Word-rank is one
implementation of weighted graph ranking algorithm including undirected
weighted (on edges) graph and directed weighted (on edges) graph when a single
word/term is considered as a vertex and all content is a graph. A window size
parameter ‘w’ is introduced for
implementing connection among vertices. In undirected weighted graph, each word
has connection with other words only in the window size distance, including previous
w words and following w words. In directed weighted graph,
each word has connection with the following words only in the window size
distance. Take Figure2.14 as an example and set window size to 2, ‘packing’

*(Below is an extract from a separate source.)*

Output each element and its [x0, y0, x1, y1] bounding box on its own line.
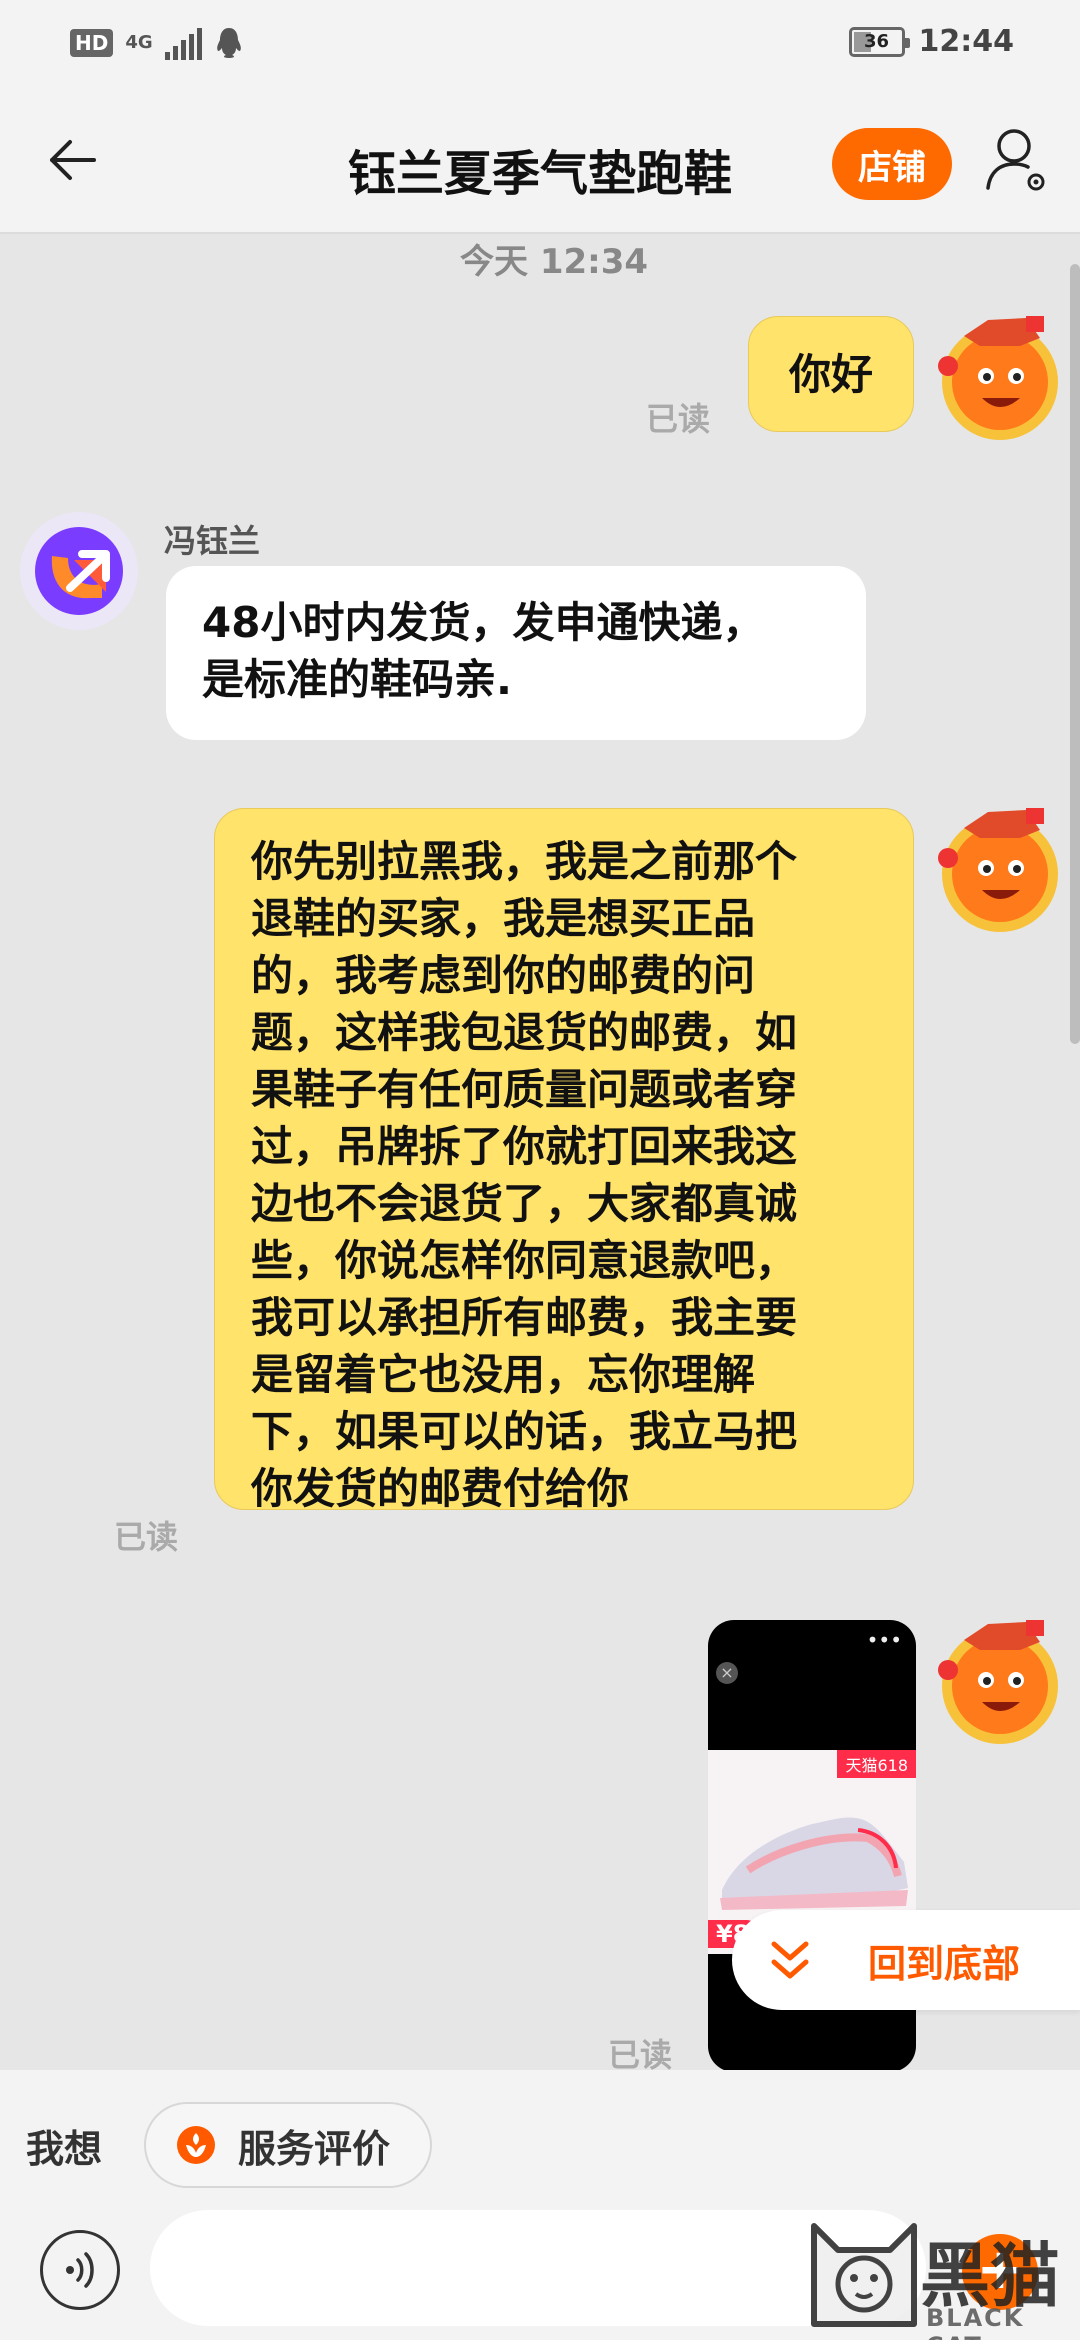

has connections with ‘ferocious’, ‘storm’, ‘freezing’ and ‘rain’ in undirected
weighted graph, while it only has connections with ‘freezing’ and ‘rain’ in
directed weighted graph. The score associated with each vertex is set to an
initial value of 1 and ranking algorithm, 2-6 for undirected weighted graph and 2-7 for directed weighted graph, is run on graph repeatedly
until it converges – usually for 20-30 iterations, at a threshold of 0.0001 [9].
Figure2.14
The expected end
result for this application is a set of words or phrases that are
representative for a natural language text. The terms to be ranked are
therefore sequences of one or more lexical units extracted from text, and these
represent the vertices that are added to the text graph. If more than 1 term
happened to be neighbors, they can be connected as a key phrase. Thus, the
language consistency in the content is preserved. Rada and Paul in their paper “TextRank:
Bring Order into Texts” gave a clear view of this passage “Compatibility of
systems of linear constraints over the set of natural numbers. Criteria of
compatibility of a system of linear Diophantine equations, strict inequations,
and nonstrict inequations are considered. Upper bounds for components of a
minimal set of solutions and algorithms of construction of minimal generating
sets of solutions for all types of systems are given. These criteria and the
corresponding algorithms for constructing a minimal supporting set of solutions
can be used in solving all the considered types systems and systems of mixed
types.” and extracted the following terms as results: “linear constraints”, “linear
Diophantine equations”, “natural
numbers”, “nonstrict inequations”,
“strict inequations” and “uper bounds” [9].